Mesmo com a ampliação dos bloqueios, a legislação continua protegendo salários, aposentadorias, pensões e parte dos valores em poupança. Especialistas alertam que o novo modelo exige uma reação rápida do devedor caso verbas protegidas sejam atingidas indevidamente.

Em ações de cobrança, o bloqueio é geralmente determinado por liminar, sem aviso prévio ao devedor, prática autorizada pelo Código de Processo Civil. Isso visa impedir que o devedor movimente valores para contas de terceiros antes do cumprimento da ordem judicial.

Recomendações

Após o bloqueio por liminar, o Código de Processo Civil determina a intimação do réu por um oficial de Justiça. O devedor tem até cinco dias para entrar com ação revisional e pedir o desbloqueio, desde que comprove que o valor retido compromete sua sobrevivência ou que a restrição atingiu valores protegidos por lei.

Com a agilidade do novo sistema, é crucial que os devedores acompanhem seus processos judiciais regularmente, mantenham comprovantes de renda organizados e busquem orientação jurídica imediata em caso de bloqueio.

O que Muda

  • Bloqueios podem ocorrer no mesmo dia da decisão judicial;
  • Bancos têm até duas horas para iniciar a restrição de valores;
  • Monitoramento pode durar até um ano;
  • Novos depósitos podem ser bloqueados automaticamente;
  • O sistema processa ordens duas vezes ao dia: 13h e 20h;
  • Justiça e bancos trocam informações diretamente pelo sistema.

Como Funciona

Anteriormente, o bloqueio atingia apenas o saldo disponível na conta no momento da ordem judicial.
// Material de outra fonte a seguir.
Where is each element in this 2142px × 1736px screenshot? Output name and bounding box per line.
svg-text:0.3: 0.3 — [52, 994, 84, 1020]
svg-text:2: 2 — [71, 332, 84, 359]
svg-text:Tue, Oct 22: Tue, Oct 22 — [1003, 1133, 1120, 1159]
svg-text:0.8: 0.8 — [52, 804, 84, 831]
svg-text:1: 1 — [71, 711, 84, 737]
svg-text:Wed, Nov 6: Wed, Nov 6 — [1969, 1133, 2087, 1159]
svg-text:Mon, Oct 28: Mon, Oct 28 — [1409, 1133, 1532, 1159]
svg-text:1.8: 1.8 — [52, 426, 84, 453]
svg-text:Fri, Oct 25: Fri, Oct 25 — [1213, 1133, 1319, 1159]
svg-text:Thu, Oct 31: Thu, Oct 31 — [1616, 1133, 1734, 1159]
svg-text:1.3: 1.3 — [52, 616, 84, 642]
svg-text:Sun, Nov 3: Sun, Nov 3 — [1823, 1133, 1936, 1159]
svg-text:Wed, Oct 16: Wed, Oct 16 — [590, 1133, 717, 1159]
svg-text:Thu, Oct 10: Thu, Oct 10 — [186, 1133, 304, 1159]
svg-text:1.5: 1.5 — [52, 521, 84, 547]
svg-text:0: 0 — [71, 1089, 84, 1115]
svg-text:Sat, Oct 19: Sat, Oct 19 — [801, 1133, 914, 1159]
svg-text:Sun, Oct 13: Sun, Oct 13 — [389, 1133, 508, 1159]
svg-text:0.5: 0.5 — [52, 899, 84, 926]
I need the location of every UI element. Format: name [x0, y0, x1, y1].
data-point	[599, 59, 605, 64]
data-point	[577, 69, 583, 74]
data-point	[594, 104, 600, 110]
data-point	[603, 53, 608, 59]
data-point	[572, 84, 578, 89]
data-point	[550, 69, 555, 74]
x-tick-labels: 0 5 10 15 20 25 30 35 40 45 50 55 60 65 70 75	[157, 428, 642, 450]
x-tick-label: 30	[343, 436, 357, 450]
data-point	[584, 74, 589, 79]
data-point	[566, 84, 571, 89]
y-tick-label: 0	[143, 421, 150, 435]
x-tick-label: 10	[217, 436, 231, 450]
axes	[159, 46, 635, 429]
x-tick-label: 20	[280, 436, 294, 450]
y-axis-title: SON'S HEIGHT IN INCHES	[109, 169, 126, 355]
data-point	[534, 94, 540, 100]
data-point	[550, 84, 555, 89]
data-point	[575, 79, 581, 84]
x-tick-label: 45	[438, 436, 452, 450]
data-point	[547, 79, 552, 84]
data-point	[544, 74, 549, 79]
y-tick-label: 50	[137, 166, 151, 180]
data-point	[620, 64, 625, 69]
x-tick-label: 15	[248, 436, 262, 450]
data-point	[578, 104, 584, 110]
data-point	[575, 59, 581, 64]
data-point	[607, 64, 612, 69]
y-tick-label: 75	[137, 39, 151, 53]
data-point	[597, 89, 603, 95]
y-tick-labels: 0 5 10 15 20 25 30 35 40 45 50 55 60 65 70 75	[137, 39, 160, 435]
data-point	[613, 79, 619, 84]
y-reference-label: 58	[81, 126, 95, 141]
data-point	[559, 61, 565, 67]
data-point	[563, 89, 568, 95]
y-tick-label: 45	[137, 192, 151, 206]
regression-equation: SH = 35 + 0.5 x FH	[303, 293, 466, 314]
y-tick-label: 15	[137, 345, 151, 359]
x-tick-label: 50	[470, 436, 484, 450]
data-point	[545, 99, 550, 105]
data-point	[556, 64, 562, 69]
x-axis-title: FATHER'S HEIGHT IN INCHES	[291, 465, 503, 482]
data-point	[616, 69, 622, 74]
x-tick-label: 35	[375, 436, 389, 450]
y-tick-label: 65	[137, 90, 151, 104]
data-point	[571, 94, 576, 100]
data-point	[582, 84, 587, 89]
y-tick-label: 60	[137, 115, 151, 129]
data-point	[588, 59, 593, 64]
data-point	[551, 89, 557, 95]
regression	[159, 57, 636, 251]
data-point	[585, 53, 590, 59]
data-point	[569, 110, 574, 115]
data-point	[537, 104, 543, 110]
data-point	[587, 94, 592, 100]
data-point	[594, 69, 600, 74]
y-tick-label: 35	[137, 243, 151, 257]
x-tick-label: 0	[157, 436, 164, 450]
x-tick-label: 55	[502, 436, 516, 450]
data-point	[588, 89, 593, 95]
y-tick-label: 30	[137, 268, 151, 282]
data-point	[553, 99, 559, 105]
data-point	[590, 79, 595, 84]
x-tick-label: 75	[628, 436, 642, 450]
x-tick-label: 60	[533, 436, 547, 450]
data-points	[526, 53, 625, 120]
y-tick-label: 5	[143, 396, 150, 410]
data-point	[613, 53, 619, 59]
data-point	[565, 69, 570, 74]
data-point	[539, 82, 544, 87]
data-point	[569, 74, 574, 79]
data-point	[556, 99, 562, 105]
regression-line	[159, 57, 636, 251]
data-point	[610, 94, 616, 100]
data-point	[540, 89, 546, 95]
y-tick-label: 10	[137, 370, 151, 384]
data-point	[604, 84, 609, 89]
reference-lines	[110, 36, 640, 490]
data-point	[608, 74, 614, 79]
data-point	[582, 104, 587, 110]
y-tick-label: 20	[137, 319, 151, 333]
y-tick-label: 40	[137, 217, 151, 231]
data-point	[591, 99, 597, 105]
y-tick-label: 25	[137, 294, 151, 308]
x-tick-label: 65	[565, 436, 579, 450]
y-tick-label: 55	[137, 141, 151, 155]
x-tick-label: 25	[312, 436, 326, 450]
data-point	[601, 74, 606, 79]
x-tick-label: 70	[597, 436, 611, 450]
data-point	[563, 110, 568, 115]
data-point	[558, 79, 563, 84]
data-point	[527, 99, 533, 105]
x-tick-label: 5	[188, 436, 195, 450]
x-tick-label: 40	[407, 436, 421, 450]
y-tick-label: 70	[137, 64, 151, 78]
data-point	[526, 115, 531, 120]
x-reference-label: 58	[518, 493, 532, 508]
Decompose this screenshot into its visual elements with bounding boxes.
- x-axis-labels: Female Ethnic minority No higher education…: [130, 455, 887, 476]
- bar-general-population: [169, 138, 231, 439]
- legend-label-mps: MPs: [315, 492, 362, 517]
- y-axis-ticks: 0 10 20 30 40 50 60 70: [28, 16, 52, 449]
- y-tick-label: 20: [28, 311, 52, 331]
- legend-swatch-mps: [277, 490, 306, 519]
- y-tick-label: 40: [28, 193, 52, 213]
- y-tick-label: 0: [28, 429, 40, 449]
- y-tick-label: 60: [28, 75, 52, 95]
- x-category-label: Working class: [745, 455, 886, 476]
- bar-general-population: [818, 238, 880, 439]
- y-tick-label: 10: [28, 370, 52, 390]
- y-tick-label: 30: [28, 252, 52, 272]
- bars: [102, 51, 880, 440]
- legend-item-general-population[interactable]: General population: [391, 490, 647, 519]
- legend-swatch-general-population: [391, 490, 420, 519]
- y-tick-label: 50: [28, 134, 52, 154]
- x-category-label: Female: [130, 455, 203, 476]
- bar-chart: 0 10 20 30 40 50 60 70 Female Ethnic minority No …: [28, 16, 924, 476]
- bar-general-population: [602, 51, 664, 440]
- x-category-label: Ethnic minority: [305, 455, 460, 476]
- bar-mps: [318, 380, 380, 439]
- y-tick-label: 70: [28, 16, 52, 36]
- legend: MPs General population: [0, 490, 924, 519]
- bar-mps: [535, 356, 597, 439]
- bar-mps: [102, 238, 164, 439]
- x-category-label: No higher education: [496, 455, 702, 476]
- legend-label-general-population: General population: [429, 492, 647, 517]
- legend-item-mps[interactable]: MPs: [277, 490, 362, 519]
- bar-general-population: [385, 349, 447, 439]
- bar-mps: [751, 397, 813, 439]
Agora, o "bloqueio permanente" mantém a ordem ativa por até um ano, permitindo que novos depósitos sejam retidos automaticamente até que a dívida seja quitada.

Bancos Participantes

O projeto-piloto, com duração de 18 meses, começou com cinco instituições financeiras:

  • Caixa Econômica Federal;
  • Banco do Brasil;
  • Itaú Unibanco;
  • Nubank;
  • XP Investimentos.

Após os testes, a expectativa é que o modelo seja expandido para todo o sistema financeiro.

O que Fazer?

Em caso de bloqueio de conta, a orientação é agir rapidamente:

  • Procurar um advogado imediatamente;
  • Verificar qual processo originou o bloqueio;
  • Identificar o valor retido;
  • Reunir documentos que comprovem a origem do dinheiro;
  • Pedir o desbloqueio de valores protegidos por lei.

Documentos Necessários

Os principais documentos usados para pedir desbloqueio são:

  • Extratos bancários;
  • Holerites;
  • Extratos do INSS;
  • Comprovantes de aposentadoria;
  • Recibos de aluguel;
  • Gastos médicos e despesas essenciais.

Valores Protegidos

A legislação brasileira protege parte da renda dos devedores. Em geral, não podem ser bloqueados:

  • Salários;
  • Aposentadorias;
  • Pensões;
  • Demais benefícios do INSS;
  • Valores de até 40 salários mínimos em poupança.

Exceções Previstas

A proteção não é absoluta. A Justiça pode autorizar bloqueios em situações específicas:

  • Dívidas de pensão alimentícia;
  • Empréstimos consignados;
  • Ativos acima de 50 salários mínimos.

Originalmente, a legislação permitia o bloqueio de salários apenas acima do limite de 50 salários mínimos. No entanto, em abril de 2023, o STJ admitiu a penhora parcial de salários abaixo desse limite, desde que não comprometa a subsistência da família.

Cuidados Preventivos

Especialistas recomendam algumas medidas para reduzir riscos:

  • Acompanhar processos judiciais no CPF;
  • Tentar renegociar dívidas antes da execução;
  • Separar conta-salário da conta usada no dia a dia;
  • Guardar comprovantes de renda e movimentações;
  • Evitar transferências para terceiros após saber da cobrança judicial.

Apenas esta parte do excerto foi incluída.